Apache Kylin™ Technical Blog

Dictionary in Kylin

Purpose of Dictionary

Dictionary is a classic compression technique that can greatly reduce the size of data. Kylin apply dictionary to all dimension values stored in cube.

Kylin’s requirement to dictionary:

  • Compress cube size by storing IDs instead of real values
  • Bi-way mapping of dimension values from/to IDs
  • Preserving order to facilitate range query
  • Minimal memory & storage footprint

Dictionary Design

Dictionary is implemented as a trie data structure. Dictionary ID (or “seq. no” below) is chosen in a way to preserve value order. Then at query time, predicate filters can be pushed down to storage and be evaluated on the IDs.

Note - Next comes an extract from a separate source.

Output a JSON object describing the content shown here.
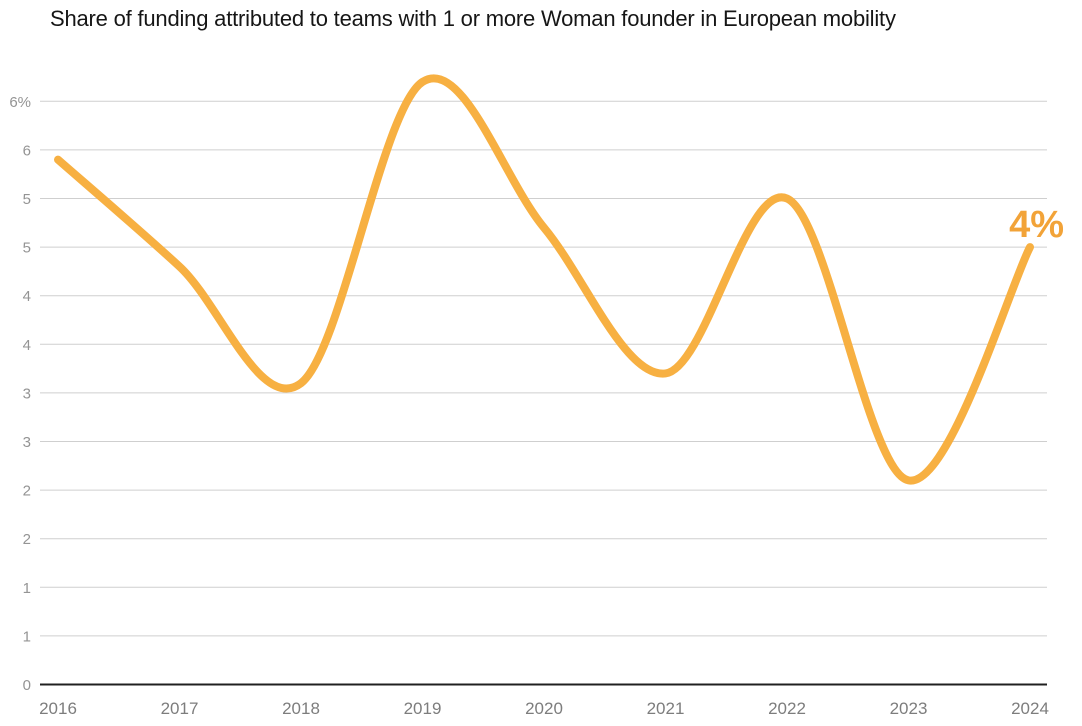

  • Trie node are labeled by 1) number of values underneath; 2) is end of value or not
  • Bi-way lookup between “value” <==> “seq. no” by top-down navigate
  • The “seq. no” preserves value order and is a minimal integer for space advantage
  • O(L) lookup time, where L=max(value length)

An example of a trie dictionary.

Memory structure

Once built, the dictionary is serialized into a chunk of bytes. This is how it stays in memory and also in file.

  • Head
    • magic, head len, body len, child_offset size, seq_no size, base ID, max value len, bytes converter
  • Body
    • a flattened trie, where each node is
      • child offset (size specified in head)
        • 1st MSB: isLastChild
        • 2nd MSB: isEndOfValue
      • no. values beneath (size specified in head)
      • value len (1 byte unsigned)
      • value bytes

Benchmark result

We compared dictionary’s size and performance with HashMap and ID Based Array. It’s memory footprint is an order less and the throughput is very stable accross scales.

  HashMap (value=>id) Dictionary (value=>id) IdArray (id=>value) Dictionary (id=>value)  
150K eng words footprint (bytes) 18.8M 1.7M 11.1M 1.7M 1.4M raw size
150K eng words throughput (acc/s) 13M 1.9M 150M 1.96M 31 max value len
6.6K categories footprint (bytes) 0.94M 0.13M 0.58M 0.12M 0.1M raw size
6.6K categories throughput (acc/s) 26M 2.0M 98M 2.0M 30 max value len
6 words footprint (bytes) 792B 168B 416B 168B 33B raw size
6 works throughput (acc/s) 68.5M 14.7M 714M 11.1M 9 max value len

Cache layer

To achieve maximum lookup throughput, a cache layer (HashMap or IdArray) sits on top of dictionary using weak reference. The cache could be gone when memory runs short, then dictionary will be hit directly.